We recently forced people to build new config files from scratch with bbPress 0.9 without causing too much ruckus.
#25
follow-up:
↓ 26
@
16 years ago
- Resolution fixed deleted
- Status changed from closed to reopened
One problem still exists. If you move wp-config.php out of web root, but also give WordPress it's own directory then technically wp-config.php is now two levels below ABSPATH and WordPress can't find wp-config.php.
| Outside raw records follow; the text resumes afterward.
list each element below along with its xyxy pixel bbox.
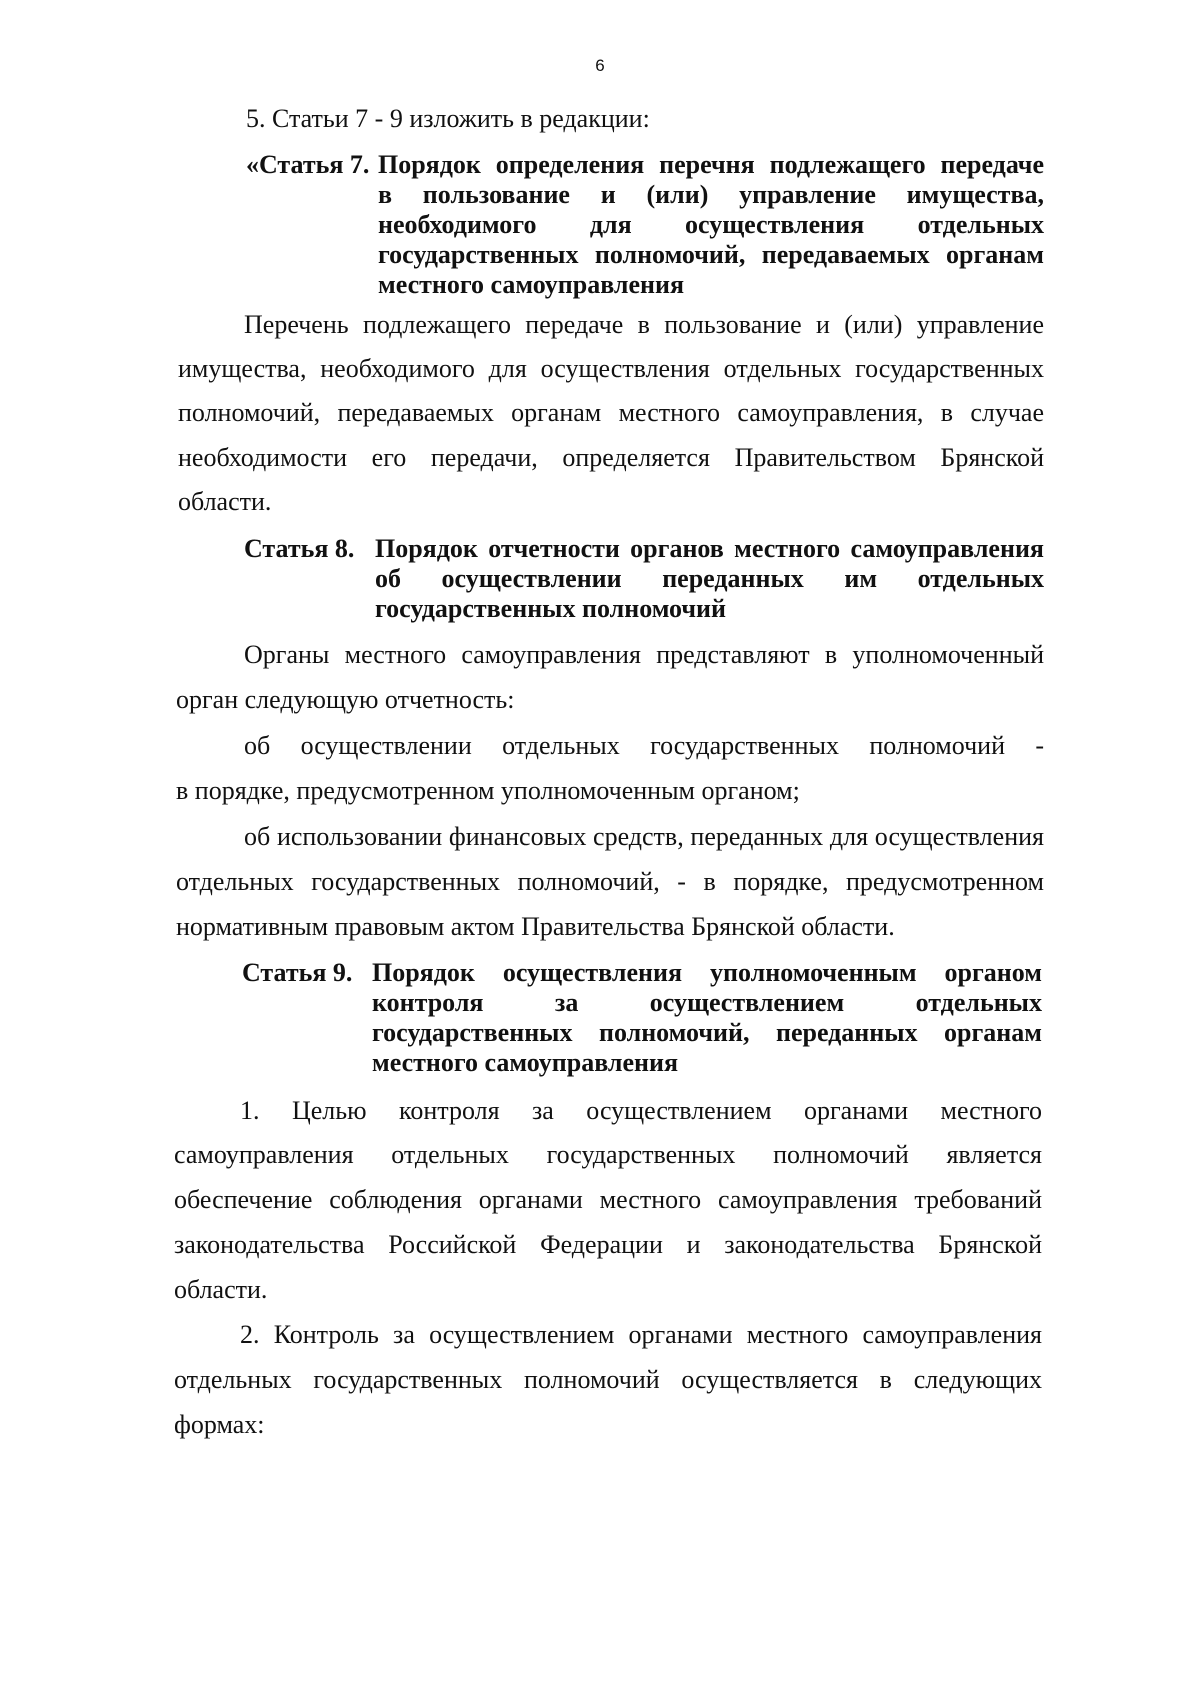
article-9-label: Статья 9. (242, 958, 353, 987)
article-7-title-line: государственных полномочий, передаваемых органам (378, 240, 1044, 269)
article-8-text-line: отдельных государственных полномочий, - в порядке, предусмотренном (176, 867, 1044, 896)
article-9-text-line: законодательства Российской Федерации и законодательства Брянской (174, 1230, 1042, 1259)
amendment-intro: 5. Статьи 7 - 9 изложить в редакции: (246, 104, 650, 133)
article-9-text-line: отдельных государственных полномочий осуществляется в следующих (174, 1365, 1042, 1394)
article-7-title-line: местного самоуправления (378, 270, 685, 299)
article-9-title-line: государственных полномочий, переданных органам (372, 1018, 1042, 1047)
article-8-text-line: в порядке, предусмотренном уполномоченным органом; (176, 776, 800, 805)
article-8-text-line: нормативным правовым актом Правительства Брянской области. (176, 912, 895, 941)
page-number: 6 (595, 56, 605, 75)
article-9-text-line: области. (174, 1275, 268, 1304)
article-7-title-line: в пользование и (или) управление имущества, (378, 180, 1044, 209)
article-7-title-line: Порядок определения перечня подлежащего передаче (378, 150, 1044, 179)
article-8-text-line: орган следующую отчетность: (176, 685, 515, 714)
article-8-text-line: об осуществлении отдельных государственных полномочий - (244, 731, 1044, 760)
article-7-title-line: необходимого для осуществления отдельных (378, 210, 1044, 239)
article-8-title-line: об осуществлении переданных им отдельных (375, 564, 1044, 593)
article-8-title-line: Порядок отчетности органов местного самоуправления (375, 534, 1044, 563)
article-7-text-line: Перечень подлежащего передаче в пользование и (или) управление (244, 310, 1044, 339)
article-9-title-line: Порядок осуществления уполномоченным органом (372, 958, 1042, 987)
article-9-text-line: 1. Целью контроля за осуществлением органами местного (240, 1096, 1042, 1125)
article-9-text-line: 2. Контроль за осуществлением органами местного самоуправления (240, 1320, 1042, 1349)
article-8-label: Статья 8. (244, 534, 355, 563)
article-7-text-line: области. (178, 487, 272, 516)
article-8-title-line: государственных полномочий (375, 594, 727, 623)
article-9-title-line: местного самоуправления (372, 1048, 679, 1077)
article-9-text-line: обеспечение соблюдения органами местного самоуправления требований (174, 1185, 1042, 1214)
article-7-text-line: имущества, необходимого для осуществления отдельных государственных (178, 354, 1044, 383)
article-9-text-line: самоуправления отдельных государственных полномочий является (174, 1140, 1042, 1169)
article-8-text-line: об использовании финансовых средств, переданных для осуществления (244, 822, 1044, 851)
article-7-label: «Статья 7. (246, 150, 370, 179)
article-9-text-line: формах: (174, 1410, 265, 1439)
article-8-text-line: Органы местного самоуправления представляют в уполномоченный (244, 640, 1044, 669)
article-7-text-line: полномочий, передаваемых органам местного самоуправления, в случае (178, 398, 1044, 427)
article-7-text-line: необходимости его передачи, определяется Правительством Брянской (178, 443, 1044, 472)
article-9-title-line: контроля за осуществлением отдельных (372, 988, 1042, 1017)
I propose adding the following lines to wp-load.php between lines 33 and 34
} elseif ( file_exists( dirname( dirname(ABSPATH) ) . '/wp-config.php' ) ) { /** The config file resides two levels below ABSPATH */ require_once( dirname( dirname(ABSPATH) ) . '/wp-config.php' );
#26
in reply to:
↑ 25
@
16 years ago
- Resolution set to fixed
- Status changed from reopened to closed
Replying to auirshadow:
One problem still exists. If you move wp-config.php out of web root, but also give WordPress it's own directory then technically wp-config.php is now two levels below ABSPATH and WordPress can't find wp-config.php.
The intention is for wp-config.php to be able to exist outside of the WordPress root, not necessarily outside of the webroot.
#27
@
16 years ago
then technically wp-config.php is now two levels below ABSPATH
I could technically put it 3 or 4 levels below root. should WordPress work in those cases too? :)
A solution for that if you're wanting to use that method, Is simply to create the wp-config.php and have it include the real file which is however many levels furthur down.
However, You need to keep in mind that most people do not do the correct thing and include wp-blog-header.php, Instead, Most people simply include wp-config.php as it does the job.
Afterall, Half of the WordPress files used to simply do that too. (Regardless of if its the "right" way or not.)